In many cases, businesses have specific critical keys to success. These can best be described as capacities or capabilities than enable them to execute their processes. Ride-hailing services such as Uber, Hwindi and Vaya, for example, rely heavily on the software systems that coordinate the many moving parts including drivers, clients, navigation systems and payment systems. Online shopping systems can.be conducted manually but any hope of scaling rests in possessing an automated system. It’s different for different businesses, some have huge working capital requirements others need specific expertise. Your ability to access or possess these key capacities is what’s important.
There’s a youtube video that discusses the issue of timing being the most important factor in business success. One of the most popular and currently relevant examples of this is how Microsoft owned Skype was the leader in video calling in 2012 but Zoom has taken centre stage during the 2020 COVID-19 pandemic because they were already working on the needs of enterprise for video calling and conferencing. Nothing wrong with Skype as a product, they peaked at the wrong time. Closer to home a friend had an idea to start a pop-up restaurant back in 2011 but didn’t pursue the idea because it wasn’t prevalent back then. Is this the right time for your solution?
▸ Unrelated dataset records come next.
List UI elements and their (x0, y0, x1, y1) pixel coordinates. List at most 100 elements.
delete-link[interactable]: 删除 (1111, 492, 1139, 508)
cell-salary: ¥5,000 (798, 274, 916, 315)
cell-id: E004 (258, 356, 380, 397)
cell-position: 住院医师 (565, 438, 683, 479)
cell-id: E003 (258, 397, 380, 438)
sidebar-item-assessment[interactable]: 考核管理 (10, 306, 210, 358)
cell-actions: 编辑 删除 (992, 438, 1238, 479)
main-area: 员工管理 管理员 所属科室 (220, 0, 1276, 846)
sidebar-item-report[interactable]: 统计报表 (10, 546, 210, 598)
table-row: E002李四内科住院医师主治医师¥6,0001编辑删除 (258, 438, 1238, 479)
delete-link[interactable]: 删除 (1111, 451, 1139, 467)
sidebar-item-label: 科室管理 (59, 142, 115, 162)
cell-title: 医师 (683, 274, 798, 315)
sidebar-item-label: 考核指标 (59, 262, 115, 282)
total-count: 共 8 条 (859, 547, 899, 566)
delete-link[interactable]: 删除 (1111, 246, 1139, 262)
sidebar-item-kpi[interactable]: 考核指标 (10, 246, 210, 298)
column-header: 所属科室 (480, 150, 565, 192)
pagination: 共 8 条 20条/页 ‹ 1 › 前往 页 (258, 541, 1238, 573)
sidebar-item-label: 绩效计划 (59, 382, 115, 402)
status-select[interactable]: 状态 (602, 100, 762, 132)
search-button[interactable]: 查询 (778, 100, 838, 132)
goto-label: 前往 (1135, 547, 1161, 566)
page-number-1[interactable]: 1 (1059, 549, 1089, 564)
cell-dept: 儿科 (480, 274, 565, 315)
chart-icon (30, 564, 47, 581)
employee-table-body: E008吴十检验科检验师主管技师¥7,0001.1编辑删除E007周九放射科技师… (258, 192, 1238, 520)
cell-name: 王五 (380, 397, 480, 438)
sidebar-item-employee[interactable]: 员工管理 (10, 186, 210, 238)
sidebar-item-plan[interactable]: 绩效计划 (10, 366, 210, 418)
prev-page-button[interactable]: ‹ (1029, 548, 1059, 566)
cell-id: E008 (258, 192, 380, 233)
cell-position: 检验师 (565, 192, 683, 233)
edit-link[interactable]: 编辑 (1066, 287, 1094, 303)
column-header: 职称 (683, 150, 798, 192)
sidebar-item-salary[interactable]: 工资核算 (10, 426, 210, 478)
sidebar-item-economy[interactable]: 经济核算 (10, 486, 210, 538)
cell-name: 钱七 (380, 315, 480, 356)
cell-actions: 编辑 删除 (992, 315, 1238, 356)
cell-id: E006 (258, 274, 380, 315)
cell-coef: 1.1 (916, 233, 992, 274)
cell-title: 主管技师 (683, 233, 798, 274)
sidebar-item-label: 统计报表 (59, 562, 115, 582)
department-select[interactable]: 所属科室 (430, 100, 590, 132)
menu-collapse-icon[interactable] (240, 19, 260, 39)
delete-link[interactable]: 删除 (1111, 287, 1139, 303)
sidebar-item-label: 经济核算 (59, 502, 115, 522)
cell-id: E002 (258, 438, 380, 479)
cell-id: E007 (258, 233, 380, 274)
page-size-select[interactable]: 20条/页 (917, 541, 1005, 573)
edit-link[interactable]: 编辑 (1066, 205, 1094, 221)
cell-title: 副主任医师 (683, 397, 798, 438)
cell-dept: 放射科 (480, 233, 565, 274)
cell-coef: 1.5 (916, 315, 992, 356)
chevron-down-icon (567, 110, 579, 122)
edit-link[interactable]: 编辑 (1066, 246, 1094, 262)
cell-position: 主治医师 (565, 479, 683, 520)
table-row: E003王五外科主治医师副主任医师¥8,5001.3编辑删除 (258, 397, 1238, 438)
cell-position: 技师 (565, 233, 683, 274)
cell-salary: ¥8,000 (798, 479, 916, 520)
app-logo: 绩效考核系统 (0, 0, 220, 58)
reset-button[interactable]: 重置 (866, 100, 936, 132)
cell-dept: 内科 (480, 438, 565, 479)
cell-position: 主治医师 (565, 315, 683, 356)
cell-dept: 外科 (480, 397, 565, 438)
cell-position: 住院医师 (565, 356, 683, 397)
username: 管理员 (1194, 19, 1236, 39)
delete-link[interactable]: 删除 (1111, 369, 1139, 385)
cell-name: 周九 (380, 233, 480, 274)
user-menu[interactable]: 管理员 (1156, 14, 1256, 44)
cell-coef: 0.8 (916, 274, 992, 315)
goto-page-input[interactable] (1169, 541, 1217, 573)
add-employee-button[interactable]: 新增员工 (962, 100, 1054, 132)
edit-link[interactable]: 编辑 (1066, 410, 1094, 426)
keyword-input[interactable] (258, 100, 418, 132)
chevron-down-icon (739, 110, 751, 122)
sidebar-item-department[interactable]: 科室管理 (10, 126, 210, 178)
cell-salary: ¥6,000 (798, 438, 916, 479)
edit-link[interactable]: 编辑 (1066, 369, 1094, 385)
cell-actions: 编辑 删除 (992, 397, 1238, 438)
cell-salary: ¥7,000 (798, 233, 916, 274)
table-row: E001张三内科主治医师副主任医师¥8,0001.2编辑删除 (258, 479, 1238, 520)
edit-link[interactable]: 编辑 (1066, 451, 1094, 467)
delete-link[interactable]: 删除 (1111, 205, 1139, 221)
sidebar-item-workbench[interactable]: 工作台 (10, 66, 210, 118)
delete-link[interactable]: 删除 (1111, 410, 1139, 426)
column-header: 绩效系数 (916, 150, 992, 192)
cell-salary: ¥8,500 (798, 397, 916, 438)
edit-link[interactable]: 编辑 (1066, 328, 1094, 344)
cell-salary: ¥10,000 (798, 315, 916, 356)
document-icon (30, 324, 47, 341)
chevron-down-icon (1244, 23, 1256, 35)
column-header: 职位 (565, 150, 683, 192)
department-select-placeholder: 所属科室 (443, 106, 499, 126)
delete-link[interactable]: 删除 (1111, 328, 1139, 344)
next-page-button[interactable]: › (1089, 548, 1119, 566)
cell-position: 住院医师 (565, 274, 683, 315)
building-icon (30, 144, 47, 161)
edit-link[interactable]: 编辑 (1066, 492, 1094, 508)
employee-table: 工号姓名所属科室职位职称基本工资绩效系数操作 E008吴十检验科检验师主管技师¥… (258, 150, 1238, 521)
There is the ongoing debate as to whether or not the government of Zimbabwe’s plan to roll out education over the radio is the right move given there are many internet-based possibilities. Radio remains the best option in terms of access and simplicity, though it still does not offer complete coverage. Online education is great but the timing is not right in the Zimbabwean context. William Sachitis Trees of Knowledge would fair better in our circumstances but still not as well as radio.
All the matters listed above are matters of practical research. It is wise to interact with customers as soon as possible in your investigation as the customer is key to any business. One last thing is not to go out there to build a case but rather go out to investigate. If you go out and your goal is to confirm a position you will almost certainly find evidence to support it. Treat research as just that, you may come across information that changes your product, embrace it.